Table 2 confusion matrix in only-front view a DenseNet121 b EfficientNetB0 c VGG19
Table 3 confusion matrix in emerged frontal and lateral view a. VGG16 b. ResNet50 c. DenseNet201.
Table 4 result of three pre-trained network in only-front view.
Table 5 result of three pre-trained network in emerged frontal and lateral view.
Table 6 Comparison of our model with articles with deep learning-based feature extraction
Table 7 Comparison of our model with articles with manually feature extraction

In [15], although a sensitivity of 2% more than our method is reported, but its specificity is less than the proposed method by extent of 10%. Of course, here, the explanations that we provided earlier about the importance of specificity over sensitivity in medical applications are true. Apart from this one case in other cases of Table 7, both the sensitivity and specificity of proposed method show superiority over its alternatives.

6 Conclusion

This paper presents a new method for improving breast cancer diagnosis by using deep neural networks. The proposed scheme attempts to detect cancerous breasts by transfer learning-based models which are fitted by fusion of multiple views of thermographic images. The well known DMR database was utilized to train and test the fitted models. To evaluate the performance of the proposed algorithm, its results and those belong to the its several alternatives were compared in two scenarios in terms of sensitivity, specificity, accuracy and precision.

In the first scenario, the comparisons are performed in deep learning paradigm in such way that the proposed scheme is compared with some techniques that may be considered in its family. In contrast the second scenario compares the performance of the proposed scheme with methods which are based on handcrafted features and may be said that are not a member of its family.

In the scenario of comparing with the methods of deep learning field, it may be observed that the proposed scheme capable of distinguish healthy and cancerous tissue with better performance parameters than its alternatives. For instance, although the superiority of the sensitivity parameter of the proposed method over some of these alternatives reaches to 15%, even compared to the closest alternative, we see at least 2% superiority for both sensitivity and specificity.

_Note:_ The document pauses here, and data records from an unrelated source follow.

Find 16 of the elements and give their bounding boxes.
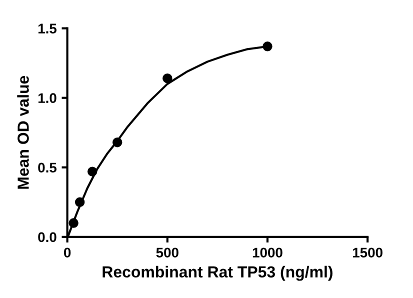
y-tick-label: 0.0 — [38, 232, 56, 242]
y-axis-title: Mean OD value — [17, 76, 29, 189]
point — [68, 218, 78, 228]
y-tick-label: 1.0 — [38, 93, 56, 104]
y-tick-label: 1.5 — [38, 24, 57, 34]
point — [162, 74, 172, 84]
x-tick-label: 500 — [156, 248, 178, 258]
x-axis-title: Recombinant Rat TP53 (ng/ml) — [102, 266, 332, 281]
x-tick-label: 1500 — [353, 248, 382, 258]
point — [87, 166, 98, 176]
point — [112, 137, 122, 148]
x-tick-label: 0 — [64, 248, 71, 258]
point — [74, 197, 85, 208]
y-tick-label: 0.5 — [38, 162, 57, 173]
point — [262, 42, 272, 52]
x-tick-label: 1000 — [252, 248, 282, 258]
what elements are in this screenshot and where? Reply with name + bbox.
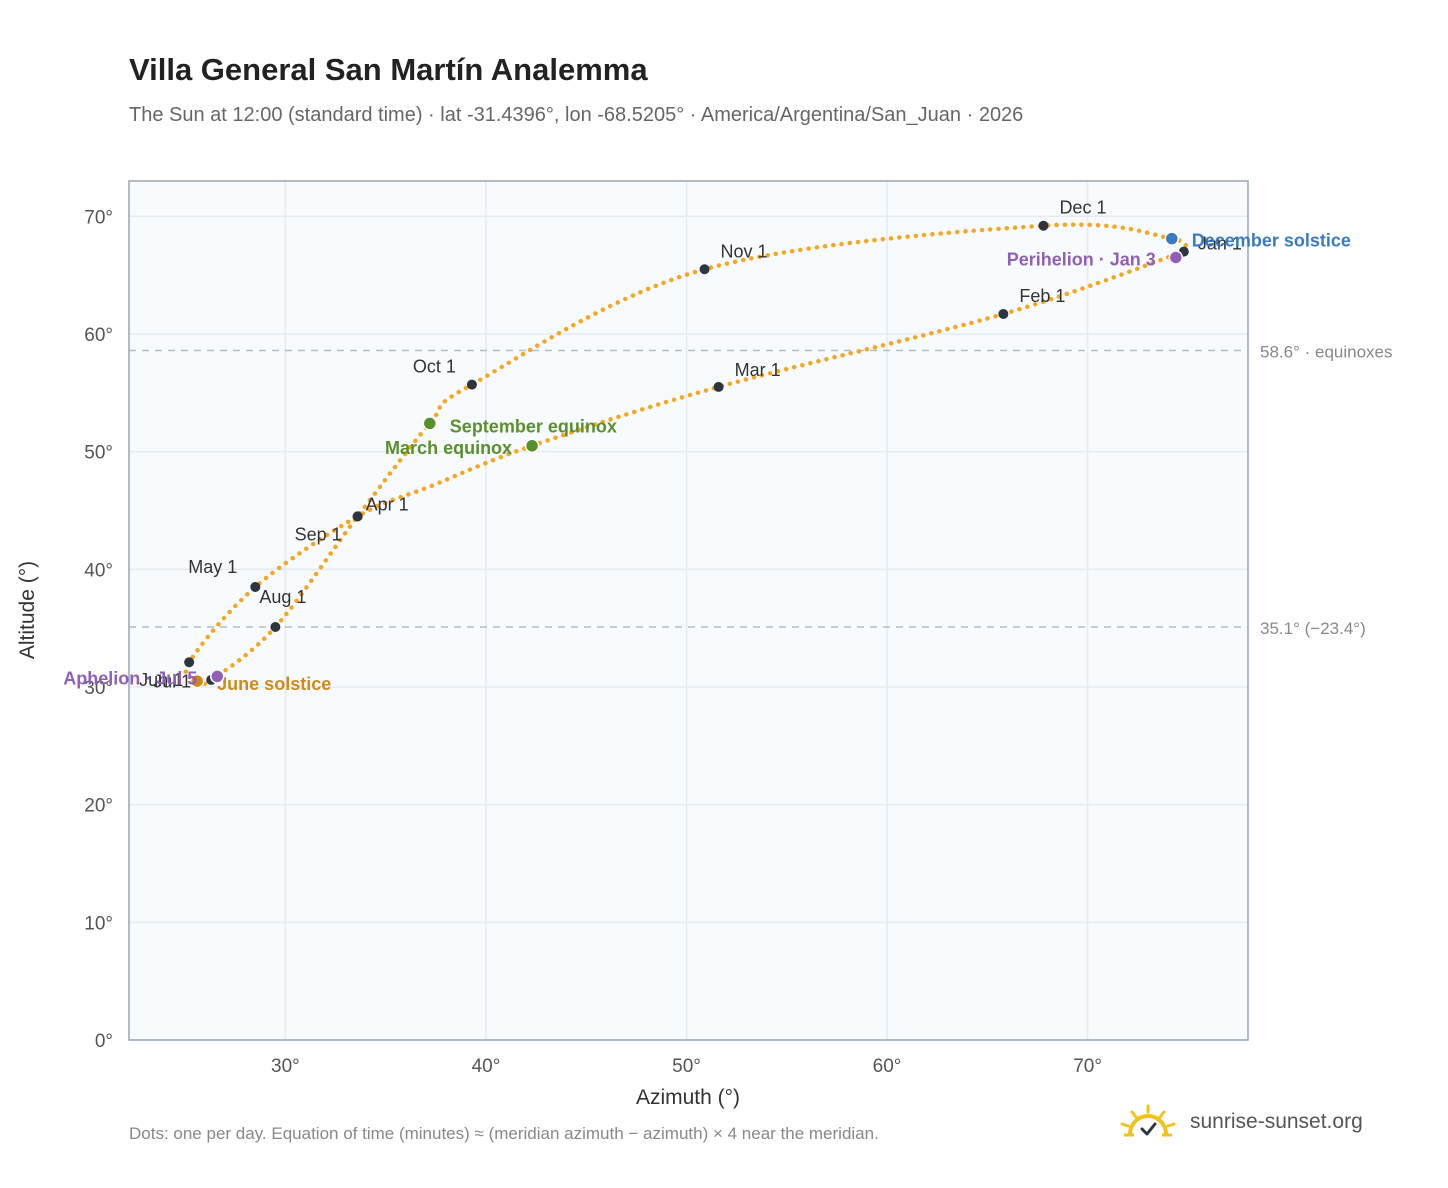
month-label: Feb 1 <box>1019 286 1065 306</box>
x-axis-label: Azimuth (°) <box>636 1086 740 1109</box>
x-tick-label: 70° <box>1073 1056 1102 1077</box>
event-label: March equinox <box>385 438 512 458</box>
brand[interactable]: sunrise-sunset.org <box>1120 1104 1363 1140</box>
chart-subtitle: The Sun at 12:00 (standard time) · lat -… <box>129 104 1024 126</box>
month-label: Nov 1 <box>721 241 768 261</box>
reference-line-label: 58.6° · equinoxes <box>1260 342 1393 361</box>
month-label: Mar 1 <box>735 360 781 380</box>
y-tick-label: 0° <box>95 1031 113 1052</box>
y-axis-label: Altitude (°) <box>16 561 39 659</box>
y-tick-label: 50° <box>84 443 113 464</box>
event-label: December solstice <box>1192 231 1351 251</box>
month-label: Sep 1 <box>295 524 342 544</box>
month-marker <box>1038 220 1049 231</box>
event-label: September equinox <box>450 416 617 436</box>
event-label: June solstice <box>217 674 331 694</box>
footnote: Dots: one per day. Equation of time (min… <box>129 1124 879 1143</box>
event-label: Perihelion · Jan 3 <box>1007 249 1156 269</box>
event-label: Aphelion · Jul 5 <box>63 668 197 688</box>
brand-name: sunrise-sunset.org <box>1190 1110 1363 1133</box>
month-label: May 1 <box>188 557 237 577</box>
sun-logo-icon <box>1120 1104 1176 1137</box>
plot-area <box>129 181 1248 1040</box>
month-label: Jul 1 <box>153 671 191 691</box>
month-label: Jun 1 <box>139 670 183 690</box>
x-tick-label: 30° <box>271 1056 300 1077</box>
month-label: Jan 1 <box>1198 234 1242 254</box>
y-tick-label: 60° <box>84 325 113 346</box>
month-label: Oct 1 <box>413 357 456 377</box>
month-marker <box>352 511 363 522</box>
month-marker <box>270 621 281 632</box>
month-marker <box>466 379 477 390</box>
y-tick-label: 70° <box>84 207 113 228</box>
x-tick-label: 40° <box>472 1056 501 1077</box>
event-marker <box>1164 231 1180 246</box>
y-axis-ticks: 0° 10° 20° 30° 40° 50° 60° 70° <box>84 207 113 1052</box>
month-marker <box>699 264 710 275</box>
month-marker <box>250 581 261 592</box>
event-marker <box>1168 250 1184 265</box>
plot-frame <box>128 180 1249 1041</box>
reference-lines: 58.6° · equinoxes 35.1° (−23.4°) <box>129 342 1393 638</box>
event-marker <box>422 416 438 431</box>
x-axis-ticks: 30° 40° 50° 60° 70° <box>271 1056 1102 1077</box>
x-tick-label: 50° <box>672 1056 701 1077</box>
y-tick-label: 40° <box>84 560 113 581</box>
y-tick-label: 30° <box>84 678 113 699</box>
month-label: Dec 1 <box>1059 198 1106 218</box>
month-marker <box>184 657 195 668</box>
month-label: Aug 1 <box>259 587 306 607</box>
month-marker <box>713 381 724 392</box>
y-tick-label: 20° <box>84 796 113 817</box>
event-marker <box>524 438 540 454</box>
month-label: Apr 1 <box>366 494 409 514</box>
y-tick-label: 10° <box>84 913 113 934</box>
event-marker <box>209 669 225 684</box>
event-marker <box>189 673 205 689</box>
month-marker <box>998 308 1009 319</box>
reference-line-label: 35.1° (−23.4°) <box>1260 619 1366 638</box>
x-tick-label: 60° <box>873 1056 902 1077</box>
chart-title: Villa General San Martín Analemma <box>129 52 648 87</box>
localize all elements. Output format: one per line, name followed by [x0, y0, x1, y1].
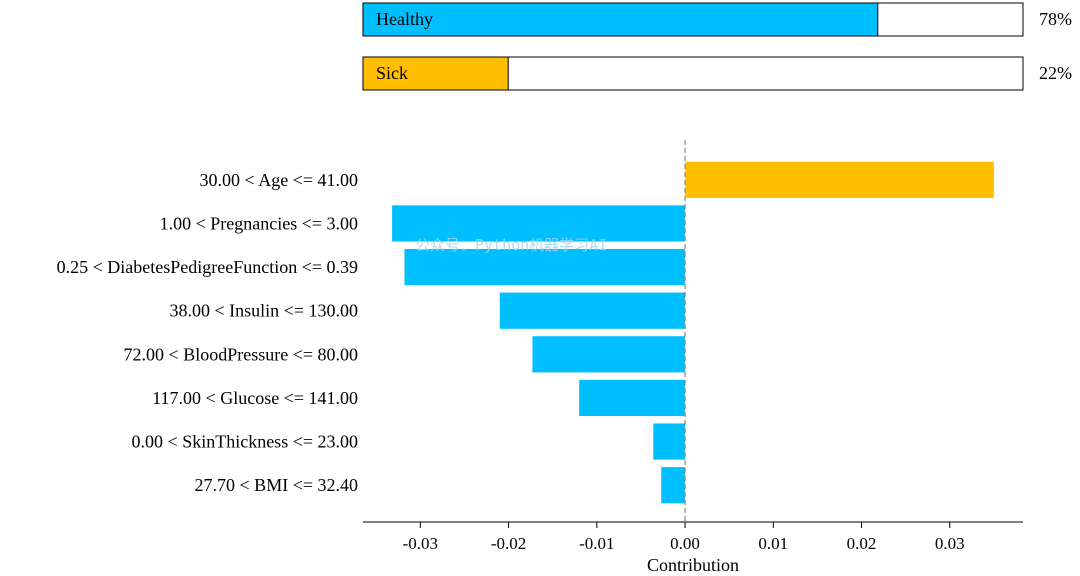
contribution-bar	[404, 248, 686, 286]
probability-value-healthy: 78%	[1039, 9, 1072, 29]
contribution-bar	[499, 292, 686, 329]
watermark-text: 公众号：Python机器学习AI	[415, 236, 607, 254]
feature-label: 117.00 < Glucose <= 141.00	[152, 388, 358, 408]
prediction-probabilities: Healthy 78% Sick 22%	[362, 2, 1072, 91]
feature-label: 27.70 < BMI <= 32.40	[195, 475, 358, 495]
probability-fill-healthy	[362, 2, 879, 37]
feature-label: 0.00 < SkinThickness <= 23.00	[132, 432, 358, 452]
probability-value-sick: 22%	[1039, 63, 1072, 83]
x-tick-label: -0.03	[403, 534, 438, 553]
contribution-bar	[532, 336, 686, 373]
x-tick-label: 0.03	[935, 534, 965, 553]
contribution-bar	[685, 161, 994, 198]
feature-label: 30.00 < Age <= 41.00	[200, 170, 358, 190]
x-axis: -0.03 -0.02 -0.01 0.00 0.01 0.02 0.03 Contribut…	[363, 140, 1023, 575]
x-axis-title: Contribution	[647, 555, 739, 575]
feature-label: 0.25 < DiabetesPedigreeFunction <= 0.39	[57, 257, 358, 277]
contribution-bar	[579, 379, 686, 417]
feature-label: 72.00 < BloodPressure <= 80.00	[124, 344, 358, 364]
contribution-bar	[392, 205, 686, 242]
x-tick-label: 0.02	[847, 534, 877, 553]
probability-fill-sick	[362, 56, 509, 91]
contribution-bars	[392, 161, 994, 504]
class-label-healthy: Healthy	[376, 9, 433, 29]
x-tick-label: 0.01	[758, 534, 788, 553]
x-tick-label: 0.00	[670, 534, 700, 553]
feature-label: 1.00 < Pregnancies <= 3.00	[160, 213, 358, 233]
x-tick-label: -0.01	[579, 534, 614, 553]
contribution-bar	[653, 423, 686, 460]
feature-labels: 30.00 < Age <= 41.00 1.00 < Pregnancies <…	[57, 170, 358, 495]
feature-label: 38.00 < Insulin <= 130.00	[170, 301, 358, 321]
class-label-sick: Sick	[376, 63, 408, 83]
x-tick-label: -0.02	[491, 534, 526, 553]
contribution-bar	[661, 467, 686, 504]
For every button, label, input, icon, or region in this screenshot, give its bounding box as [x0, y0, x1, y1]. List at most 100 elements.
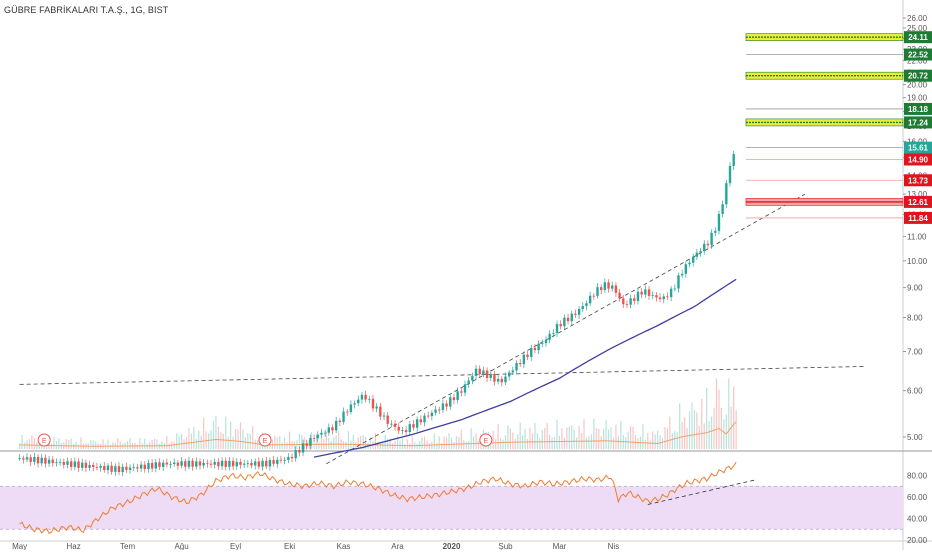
volume-bar [698, 425, 700, 449]
candle-body [441, 403, 445, 410]
volume-bar [499, 438, 502, 449]
candle-body [677, 275, 680, 289]
candle-body [47, 459, 51, 464]
volume-bar [65, 439, 67, 449]
volume-bar [129, 437, 131, 449]
candle-body [257, 461, 261, 467]
volume-bar [693, 409, 696, 449]
candle-body [533, 347, 537, 351]
volume-bar [571, 425, 573, 449]
candle-body [647, 289, 651, 296]
candle-body [504, 376, 507, 383]
candle-body [507, 372, 511, 377]
volume-bar [217, 426, 219, 449]
level-price-label: 15.61 [908, 144, 929, 153]
volume-bar [73, 443, 75, 449]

In the second scenario, the superiority of the proposed method over alternatives which are based on handcrafted features is more significant, so that in all cases except for an alternative, both sensitivity and specificity of the proposed method is better than the existing methods. In the only exception, where the sensitivity of the proposed method is 2 percent less than one of the alternatives in this family, in contrast, its specificity is 10 percent higher, which practically makes the proposed method more reliable in diagnosing cancerous tissue.

Based on the better sensitivity and specificity of the proposed method compared to both family and non-family methods, it may be concluded that the proposed scheme can be developed and improved in future researches as a choice with acceptable practical potential in interpreting the breast thermographic images.